Selena Gomez has addressed the controversy surrounding 13 Reasons Why, the teen drama she produced for Netflix based on Jay Asher's bestselling 2007 novel. The show, which debuted in late March, follows the story of Hannah Baker (Katherine Langford), a high school junior who kills herself after enduring a string of ridicule and abuse from fellow students. She leaves behind a series of confessional cassette tapes detailing the people (and actions) that influenced her decision, and those serve as the narrative framework.
While the series was widely hailed for its candid, compelling approach to the cruelties of adolescence, it came under fire for its graphic depiction of suicide. Critics have argued that it failed to properly address how Hannah's mental health contributed to her death, neglected to include enough resources for help, and ultimately glamorized suicide for impressionable viewers. Netflix has since added multiple trigger warnings to the show, which already features an after-show special, Beyond the Reasons, where the cast, creators, and medical professionals discuss the issues raised by the story.
Many involved with 13 Reasons Why have already defended the series in interviews, but now Gomez has also weighed in. While speaking to Elvis Duran and the Morning Show, Gomez said that the topics they broached were already happening in real life, and that she felt kids had a better capacity for handling dark material than she did when she was younger. As she told to the radio hosts:
"This is happening every day. Whether or not you wanted to see it, that’s what’s happening ... The content is complicated. It’s dark and it has moments that are honestly very hard to swallow, and I understood that we were doing something that is difficult. But these kids today are so exposed to things that I would never even comprehend when I was 8. My cousin teaches third grade and they’re doing things and saying things that I couldn’t even fathom.”
She went on to say that while she understands the backlash, she felt that 13 Reasons did its job in spurring a necessary conversation. She continued:
“I feel like if this is what we’re going to talk about, we might as well as do it in a way that’s honest, is real, and stays true to the book. So all the questions that came up, and all the talk about it is valid and I understand it. That stuff is uncomfortable for people to talk about, but it is happening and hopefully, it opened the door for people to actually accept what’s happening and actually go and change it, talk about it.”
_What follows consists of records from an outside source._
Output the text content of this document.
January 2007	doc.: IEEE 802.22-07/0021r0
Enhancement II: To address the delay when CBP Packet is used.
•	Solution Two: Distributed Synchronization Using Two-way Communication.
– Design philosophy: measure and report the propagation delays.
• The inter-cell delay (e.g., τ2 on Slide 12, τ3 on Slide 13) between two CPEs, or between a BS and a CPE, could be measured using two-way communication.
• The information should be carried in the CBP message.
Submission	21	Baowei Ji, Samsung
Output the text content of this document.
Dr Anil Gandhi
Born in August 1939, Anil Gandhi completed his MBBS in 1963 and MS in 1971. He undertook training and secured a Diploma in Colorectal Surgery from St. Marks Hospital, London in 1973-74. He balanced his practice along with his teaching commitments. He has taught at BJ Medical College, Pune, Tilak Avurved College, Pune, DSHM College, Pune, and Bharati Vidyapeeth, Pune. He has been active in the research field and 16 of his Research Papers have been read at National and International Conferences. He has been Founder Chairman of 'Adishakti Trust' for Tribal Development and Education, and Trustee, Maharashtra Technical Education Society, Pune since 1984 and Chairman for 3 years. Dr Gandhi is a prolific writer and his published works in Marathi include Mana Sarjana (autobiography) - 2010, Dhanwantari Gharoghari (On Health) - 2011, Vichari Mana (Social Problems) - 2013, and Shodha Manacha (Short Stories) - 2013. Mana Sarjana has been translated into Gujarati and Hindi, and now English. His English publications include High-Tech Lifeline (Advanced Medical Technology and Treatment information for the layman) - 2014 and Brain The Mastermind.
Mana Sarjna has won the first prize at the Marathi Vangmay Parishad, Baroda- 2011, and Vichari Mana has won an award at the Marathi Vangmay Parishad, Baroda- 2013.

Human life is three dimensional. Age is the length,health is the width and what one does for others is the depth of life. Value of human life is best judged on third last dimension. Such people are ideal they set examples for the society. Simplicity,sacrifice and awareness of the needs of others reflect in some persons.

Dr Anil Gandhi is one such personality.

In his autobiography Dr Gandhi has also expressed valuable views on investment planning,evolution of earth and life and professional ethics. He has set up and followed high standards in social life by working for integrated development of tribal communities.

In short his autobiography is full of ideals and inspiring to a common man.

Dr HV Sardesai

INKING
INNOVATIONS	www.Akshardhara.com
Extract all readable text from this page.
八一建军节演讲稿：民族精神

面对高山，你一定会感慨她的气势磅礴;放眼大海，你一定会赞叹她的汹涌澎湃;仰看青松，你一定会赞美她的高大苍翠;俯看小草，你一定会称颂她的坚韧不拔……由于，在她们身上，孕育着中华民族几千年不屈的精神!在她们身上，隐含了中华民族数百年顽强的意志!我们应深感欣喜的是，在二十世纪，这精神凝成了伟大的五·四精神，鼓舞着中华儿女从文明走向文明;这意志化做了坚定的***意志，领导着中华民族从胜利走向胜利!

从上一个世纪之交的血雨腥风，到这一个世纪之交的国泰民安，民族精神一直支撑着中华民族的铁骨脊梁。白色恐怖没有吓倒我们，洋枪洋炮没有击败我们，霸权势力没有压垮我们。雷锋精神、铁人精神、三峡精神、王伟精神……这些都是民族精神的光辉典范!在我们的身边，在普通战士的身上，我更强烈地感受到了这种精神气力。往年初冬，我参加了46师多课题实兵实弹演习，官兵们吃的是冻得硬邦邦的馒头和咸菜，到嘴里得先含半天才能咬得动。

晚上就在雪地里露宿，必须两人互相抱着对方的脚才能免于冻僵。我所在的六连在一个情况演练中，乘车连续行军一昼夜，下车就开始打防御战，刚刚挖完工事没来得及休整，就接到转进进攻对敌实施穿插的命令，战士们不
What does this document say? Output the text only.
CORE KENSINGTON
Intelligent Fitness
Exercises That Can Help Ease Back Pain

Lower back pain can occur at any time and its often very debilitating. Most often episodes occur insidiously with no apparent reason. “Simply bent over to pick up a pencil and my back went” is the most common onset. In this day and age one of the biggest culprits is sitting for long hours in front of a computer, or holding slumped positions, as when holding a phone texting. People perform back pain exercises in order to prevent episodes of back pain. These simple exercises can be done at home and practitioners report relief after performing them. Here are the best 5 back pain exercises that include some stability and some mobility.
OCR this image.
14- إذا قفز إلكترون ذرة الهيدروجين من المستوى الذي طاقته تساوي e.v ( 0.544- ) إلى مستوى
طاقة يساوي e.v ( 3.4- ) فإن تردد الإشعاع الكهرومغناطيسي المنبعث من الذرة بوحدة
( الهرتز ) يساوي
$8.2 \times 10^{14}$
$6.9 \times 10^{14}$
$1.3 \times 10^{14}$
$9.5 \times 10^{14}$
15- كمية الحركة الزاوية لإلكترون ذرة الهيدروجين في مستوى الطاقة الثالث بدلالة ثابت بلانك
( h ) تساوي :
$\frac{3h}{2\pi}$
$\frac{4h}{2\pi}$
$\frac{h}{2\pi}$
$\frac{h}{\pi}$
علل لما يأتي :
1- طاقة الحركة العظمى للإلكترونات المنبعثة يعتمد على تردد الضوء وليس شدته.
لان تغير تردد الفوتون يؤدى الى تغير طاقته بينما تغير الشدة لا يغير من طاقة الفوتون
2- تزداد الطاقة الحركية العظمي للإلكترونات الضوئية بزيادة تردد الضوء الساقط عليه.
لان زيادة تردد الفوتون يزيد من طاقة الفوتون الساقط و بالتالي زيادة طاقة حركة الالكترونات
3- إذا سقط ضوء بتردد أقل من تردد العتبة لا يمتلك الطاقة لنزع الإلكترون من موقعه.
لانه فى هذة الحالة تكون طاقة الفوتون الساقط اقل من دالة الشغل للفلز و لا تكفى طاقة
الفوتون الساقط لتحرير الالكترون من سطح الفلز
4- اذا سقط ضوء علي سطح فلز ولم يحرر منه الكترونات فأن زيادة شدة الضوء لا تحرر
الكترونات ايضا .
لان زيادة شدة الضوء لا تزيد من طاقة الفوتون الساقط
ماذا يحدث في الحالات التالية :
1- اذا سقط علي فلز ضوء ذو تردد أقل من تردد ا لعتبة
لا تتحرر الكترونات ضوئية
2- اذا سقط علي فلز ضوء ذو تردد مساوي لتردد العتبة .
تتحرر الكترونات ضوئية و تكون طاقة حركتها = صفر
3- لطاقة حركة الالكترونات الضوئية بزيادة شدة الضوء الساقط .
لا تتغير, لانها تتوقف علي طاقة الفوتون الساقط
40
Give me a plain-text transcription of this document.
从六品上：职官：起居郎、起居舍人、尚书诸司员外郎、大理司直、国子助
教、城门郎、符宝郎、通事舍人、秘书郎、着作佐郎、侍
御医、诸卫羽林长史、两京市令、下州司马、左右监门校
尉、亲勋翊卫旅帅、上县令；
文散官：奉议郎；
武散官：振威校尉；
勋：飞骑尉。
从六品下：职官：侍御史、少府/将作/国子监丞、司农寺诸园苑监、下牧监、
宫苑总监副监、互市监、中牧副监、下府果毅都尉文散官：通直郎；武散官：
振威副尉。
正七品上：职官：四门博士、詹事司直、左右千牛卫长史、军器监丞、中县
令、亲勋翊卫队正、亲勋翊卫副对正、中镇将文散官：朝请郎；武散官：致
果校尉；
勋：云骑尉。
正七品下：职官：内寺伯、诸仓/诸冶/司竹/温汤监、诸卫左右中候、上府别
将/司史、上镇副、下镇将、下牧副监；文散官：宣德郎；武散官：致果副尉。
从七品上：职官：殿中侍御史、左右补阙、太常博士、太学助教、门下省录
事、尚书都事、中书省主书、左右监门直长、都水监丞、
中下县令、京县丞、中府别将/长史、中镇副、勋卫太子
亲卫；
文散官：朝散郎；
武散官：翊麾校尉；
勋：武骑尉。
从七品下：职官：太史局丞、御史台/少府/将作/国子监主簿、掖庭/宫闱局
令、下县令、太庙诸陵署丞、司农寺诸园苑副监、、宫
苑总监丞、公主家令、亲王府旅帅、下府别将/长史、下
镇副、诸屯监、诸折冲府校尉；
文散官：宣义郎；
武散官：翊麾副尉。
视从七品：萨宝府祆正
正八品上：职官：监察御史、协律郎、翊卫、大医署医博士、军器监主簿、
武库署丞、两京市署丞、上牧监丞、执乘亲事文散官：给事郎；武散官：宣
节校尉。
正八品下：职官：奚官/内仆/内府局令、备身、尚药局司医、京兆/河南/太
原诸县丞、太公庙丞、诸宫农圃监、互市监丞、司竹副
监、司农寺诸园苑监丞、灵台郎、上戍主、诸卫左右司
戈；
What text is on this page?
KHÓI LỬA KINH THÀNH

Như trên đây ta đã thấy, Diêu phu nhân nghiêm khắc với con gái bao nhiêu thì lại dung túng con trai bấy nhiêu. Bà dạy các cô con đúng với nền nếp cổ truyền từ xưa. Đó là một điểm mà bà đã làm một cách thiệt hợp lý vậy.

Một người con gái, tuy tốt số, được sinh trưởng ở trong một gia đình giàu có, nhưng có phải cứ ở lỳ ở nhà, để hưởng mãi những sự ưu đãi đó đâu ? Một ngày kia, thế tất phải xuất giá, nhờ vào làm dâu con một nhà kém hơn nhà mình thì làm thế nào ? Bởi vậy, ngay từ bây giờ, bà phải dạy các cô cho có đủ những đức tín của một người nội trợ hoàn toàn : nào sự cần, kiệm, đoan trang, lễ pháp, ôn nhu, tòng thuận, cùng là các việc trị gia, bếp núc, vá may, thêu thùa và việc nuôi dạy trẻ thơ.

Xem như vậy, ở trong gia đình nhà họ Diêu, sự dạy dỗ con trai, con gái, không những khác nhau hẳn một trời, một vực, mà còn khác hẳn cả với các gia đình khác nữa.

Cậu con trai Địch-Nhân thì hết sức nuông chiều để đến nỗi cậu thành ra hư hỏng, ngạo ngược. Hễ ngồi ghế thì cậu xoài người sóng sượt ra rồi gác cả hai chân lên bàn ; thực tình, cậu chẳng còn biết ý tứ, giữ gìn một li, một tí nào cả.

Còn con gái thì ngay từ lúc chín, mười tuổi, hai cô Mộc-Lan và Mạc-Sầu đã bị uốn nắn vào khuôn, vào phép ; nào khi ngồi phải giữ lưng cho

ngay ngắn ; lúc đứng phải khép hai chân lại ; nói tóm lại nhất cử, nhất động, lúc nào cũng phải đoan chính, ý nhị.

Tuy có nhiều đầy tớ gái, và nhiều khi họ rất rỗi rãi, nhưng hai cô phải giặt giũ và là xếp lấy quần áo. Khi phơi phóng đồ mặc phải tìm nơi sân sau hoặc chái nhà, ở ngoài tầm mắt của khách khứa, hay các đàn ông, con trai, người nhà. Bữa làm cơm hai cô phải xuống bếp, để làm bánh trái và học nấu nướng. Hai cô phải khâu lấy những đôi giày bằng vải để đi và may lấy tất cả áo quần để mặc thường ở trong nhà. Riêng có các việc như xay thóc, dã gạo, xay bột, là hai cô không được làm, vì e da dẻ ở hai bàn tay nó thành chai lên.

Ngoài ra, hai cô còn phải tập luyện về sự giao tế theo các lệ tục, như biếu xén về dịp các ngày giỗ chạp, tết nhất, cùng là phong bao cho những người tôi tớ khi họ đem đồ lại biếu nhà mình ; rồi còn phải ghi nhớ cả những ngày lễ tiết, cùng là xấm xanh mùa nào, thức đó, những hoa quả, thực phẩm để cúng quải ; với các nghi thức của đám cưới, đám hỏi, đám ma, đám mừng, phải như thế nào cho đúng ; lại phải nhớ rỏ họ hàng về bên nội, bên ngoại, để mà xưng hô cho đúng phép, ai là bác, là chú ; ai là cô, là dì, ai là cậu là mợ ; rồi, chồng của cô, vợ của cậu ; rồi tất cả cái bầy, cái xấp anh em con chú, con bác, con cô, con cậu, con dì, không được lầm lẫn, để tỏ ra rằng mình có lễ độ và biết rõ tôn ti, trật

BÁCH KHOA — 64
While it's commendable that Gomez and her team stand so firmly behind their work, their reluctance to absorb the feedback is slightly disquieting. It's clear they thought seriously about the material they were dealing with and what they wanted the project to say, but starting a conversation also calls for listening, and they seem hesitant to admit they may have missed the mark in certain areas, or engage with concerned viewers about how to better their approach.
That doesn't bode well for the forthcoming season 2, but for now, it's too early to call. If done well, 13 Reasons Why has the potential to make a meaningful difference, but the team will need to take other perspectives into consideration to do so. Hopefully, they're heeding the criticism behind the scenes, and will return with an even stronger, more sensitive show.
13 Reasons Why season 1 is now available for streaming on Netflix.